By John Johnson
BassFan Senior Editor

There are no tidal venues on next year's Bassmaster Elite Series schedule, and that fact doesn't disappoint Josh Bertrand. It also doesn't lessen his desire to become more proficient on lunar-influenced fisheries, as plenty of them are bound to show up on future slates.

Three events were contested on tidal waters this year – the St. Johns River, Winyah Bay and the Potomac River. The best placement the 4th-year pro from Arizona managed in any of them was 60th, and that's the primary reason he'll be working the Expo at next year's Classic.

"I knew this year was going to be a test," he said. "I like to fish shallow, but I feel like I'm a better deep-water fisherman and the biggest weakness I've got is tidal fishing. I've struggled with it since I started.

"I was worried as soon as I saw three of them on the schedule, and those ended up being three of my four bad finishes."

Rough Beginning and End

Bertrand opened the 2016 campaign with back-to-back tidal bombs (60th at the St. Johns and 85th at Winyah) to put himself in a big hole in the Angler of the Year (AOY) race. He climbed out of it with five consecutive money finishes through the middle portion of the season, but plummeted again with a 74th at the Potomac and an 82nd in the finale at the Mississippi River.

He was 34th on the points list with the last two derbies remaining – inside the Classic cutoff and comfortably within the parameters for making the AOY Championship (Top 50). But the Potomac's tides were inhospitable toward him and the Mississippi was a disaster.

When the final fish had been weighed in La Crosse, Wis., he was 52nd in the points and his season was over.

"I had a blast at Cayuga (where he finished 29th in the season's seventh event), but then I had time to come home and sit there and think about another tidal fishery (the Potomac) that I'd never been to," he said. "I pre-fished for that one and tried to do a lot of research and when I got there I think I found the right groups of fish in practice, but I didn't fish the right ones on the first day. I lived in the wrong area."

He weighed a limit of 1-pounders that mired him in 89th place. He moved up 15 places the following day with an 11-12 stringer, but that was little consolation.

"The second day I lived in a different area and the results were a lot better. If I would've done that on both days, I could've gotten to the third day and come out of there pretty decent.

"But instead, I was now on the outside looking in for the Classic. Then we went to the Mississippi River, where I was 18th before (in 2013), but I let the pressure get to me.

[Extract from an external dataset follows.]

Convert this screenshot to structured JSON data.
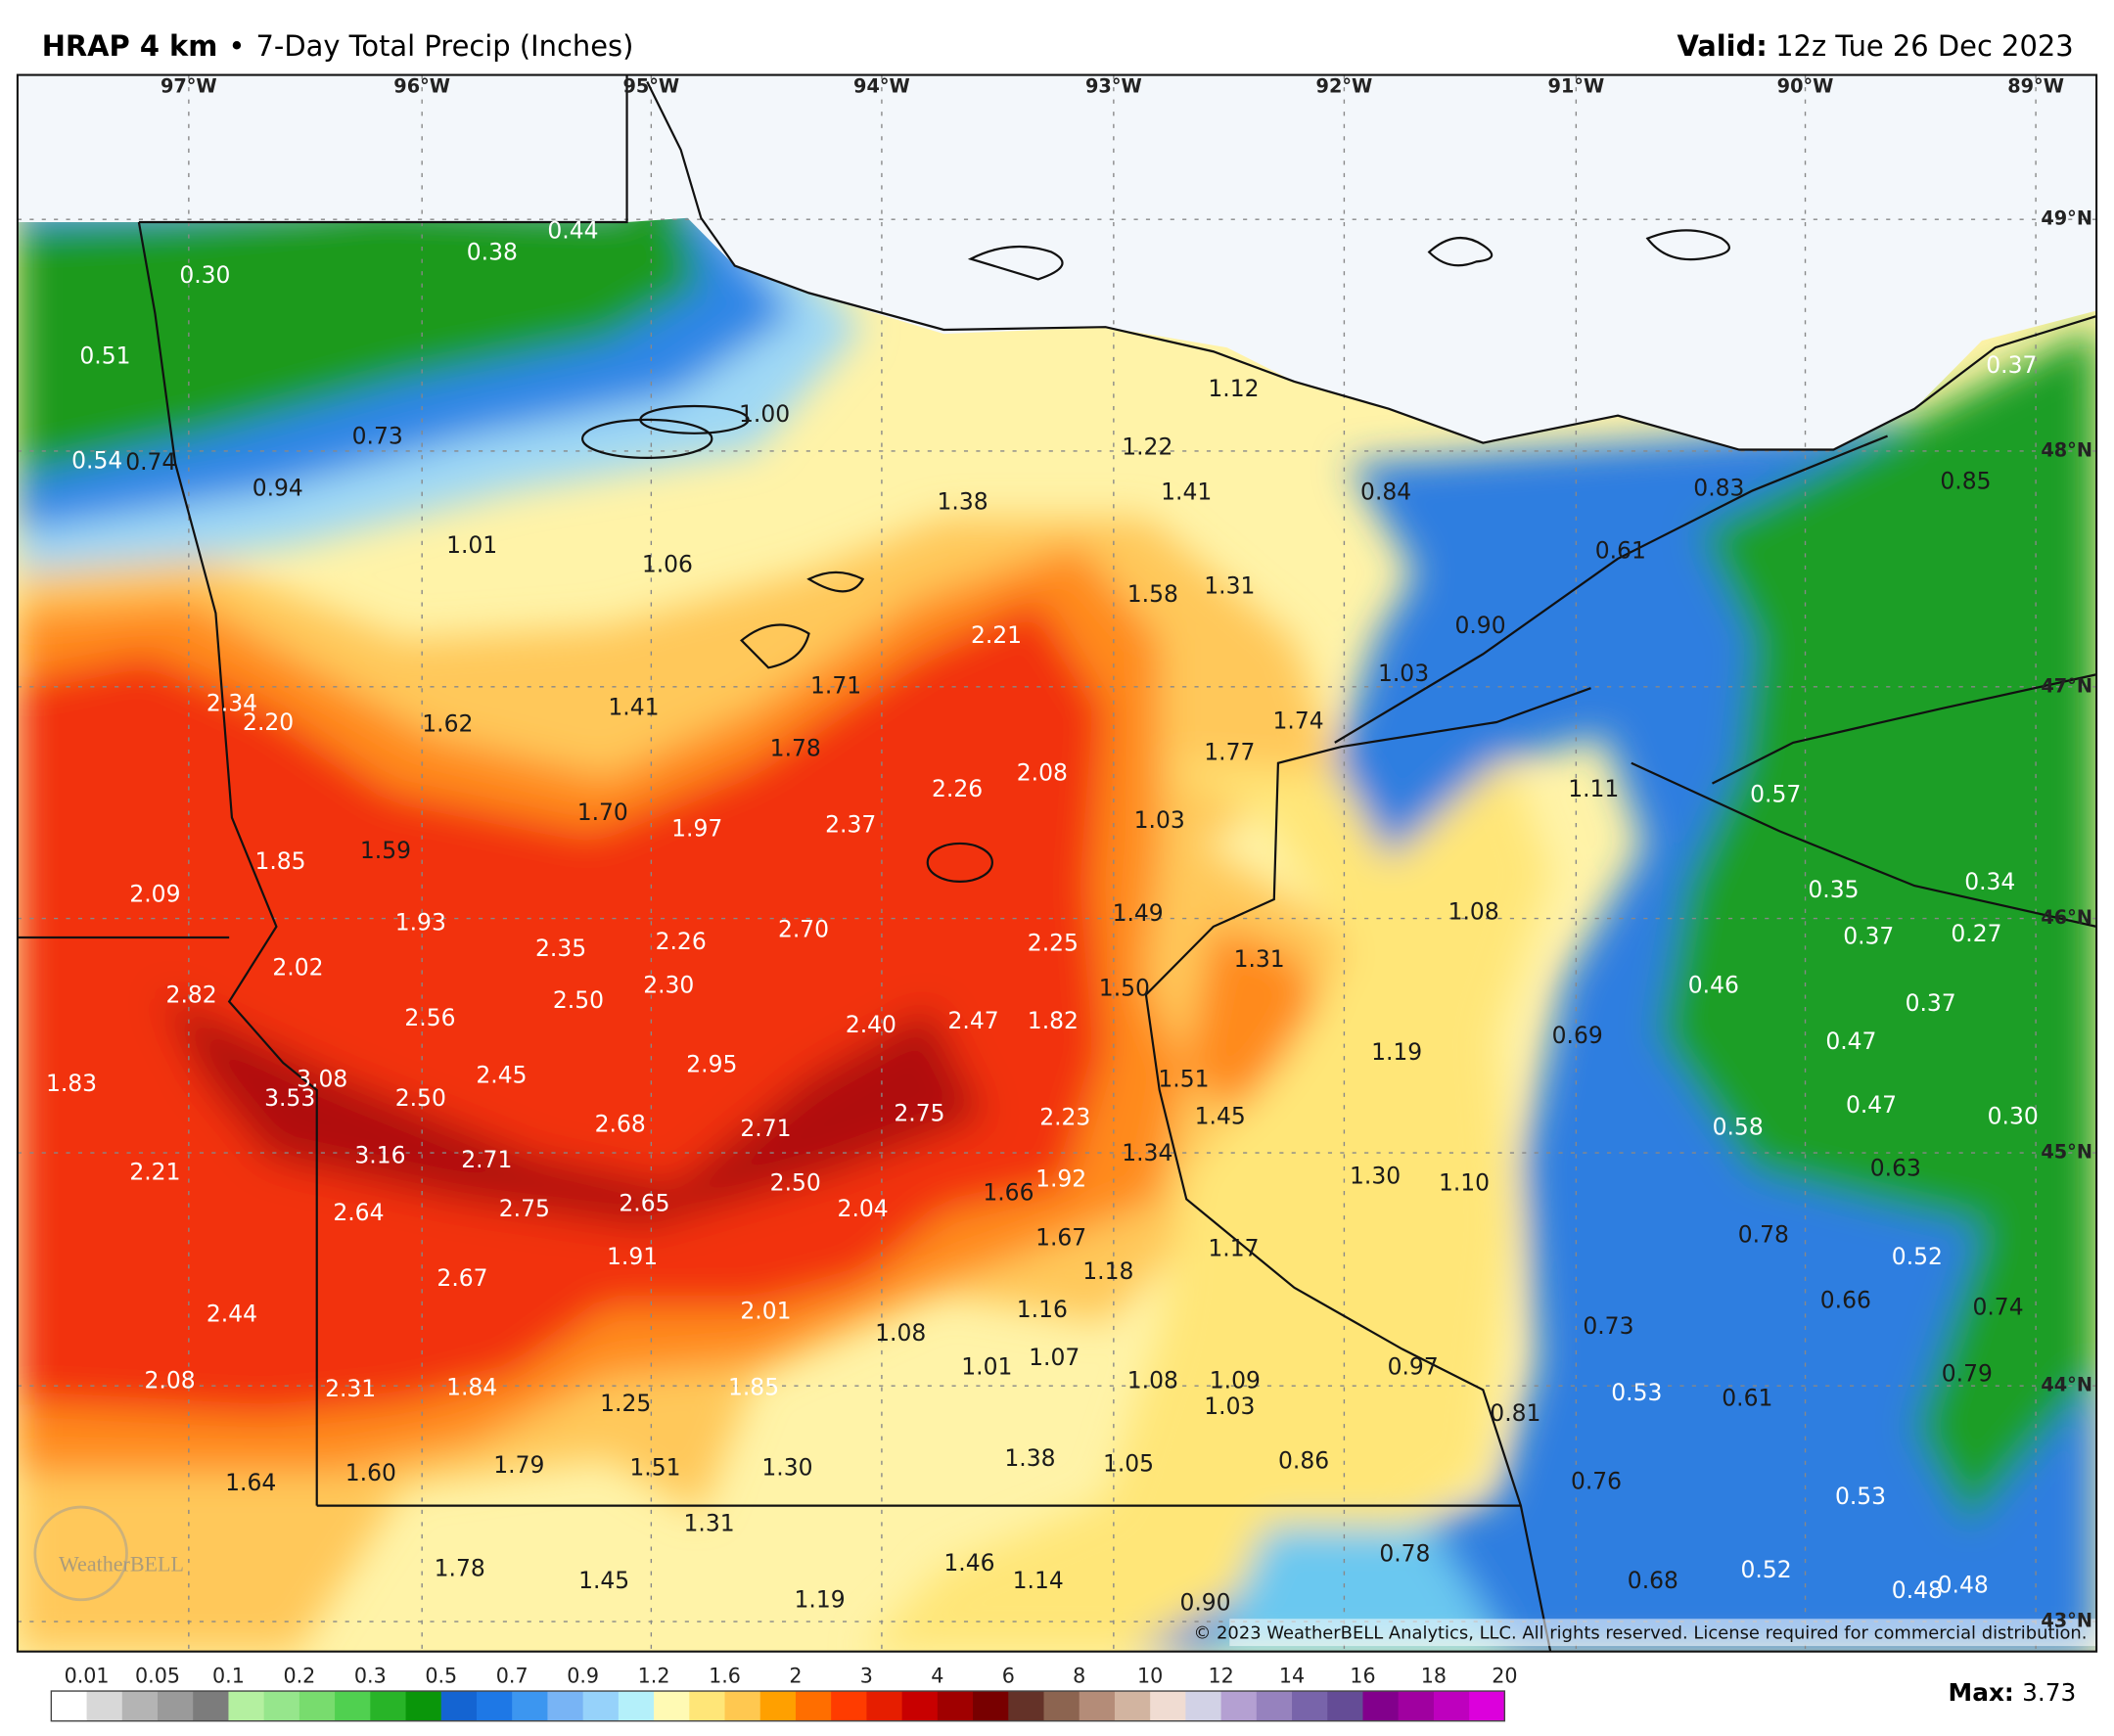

I tried to hit 5 million places in practice and in the tournament and I never settled into one thing. I tried to fish like I'd been fishing there my whole life and the reality was that I'd only been there twice before and I really didn't know that much about it."

More Experience Necessary

Bertrand's quest to improve his tidal-water proficiency will likely include a few excursions to places such as the Chesapeake Bay and the California Delta. He'll try to hit the Delta this offseason and the Chesapeake during a break in next year's schedule.

"I think the answer is spending more time on it," he said. "I didn't grow up doing it, so it's been tough for me.

"I travel with Justin Lucas and Clifford Pirch and they're both real good tidal fishermen (Lucas has won Elite events on both the Delta and the Potomac over the last 2 seasons), but there's only so much they can help me with – they can't go out there and fish for me. If I can get some more experience with it, I think it'll only be a matter of time before it clicks."

His main objective for 2017 will be qualifying for this third Classic.

"I really like the schedule – it's pretty similar to the one we had in 2015 (when he finished a career-best 34th in the points). Quite a few of the places I've been to before and there should be a lot of opportunities to fish a dropshot, which is my favorite thing. The weather will always be a factor, but it looks like (the dropshot) could be a major player in five or six tournaments and I'm excited about that.

"Getting back to the Classic is definitely my goal, but I really want to just do as well as I can and not think about that. I want to catch as many big fish as I can every single day, regardless of where I am in the points. I seem to perform better when I fish that way."


> The 28-year-old Bertrand and wife Chantel will welcome daughter Emma, their first child, any day now.

> His highest finish of 2016 was a 21st at Wheeler Lake. "Even when I was rolling good, there wasn't anything super-exciting," he said. "Most of the season was just kind of a dud."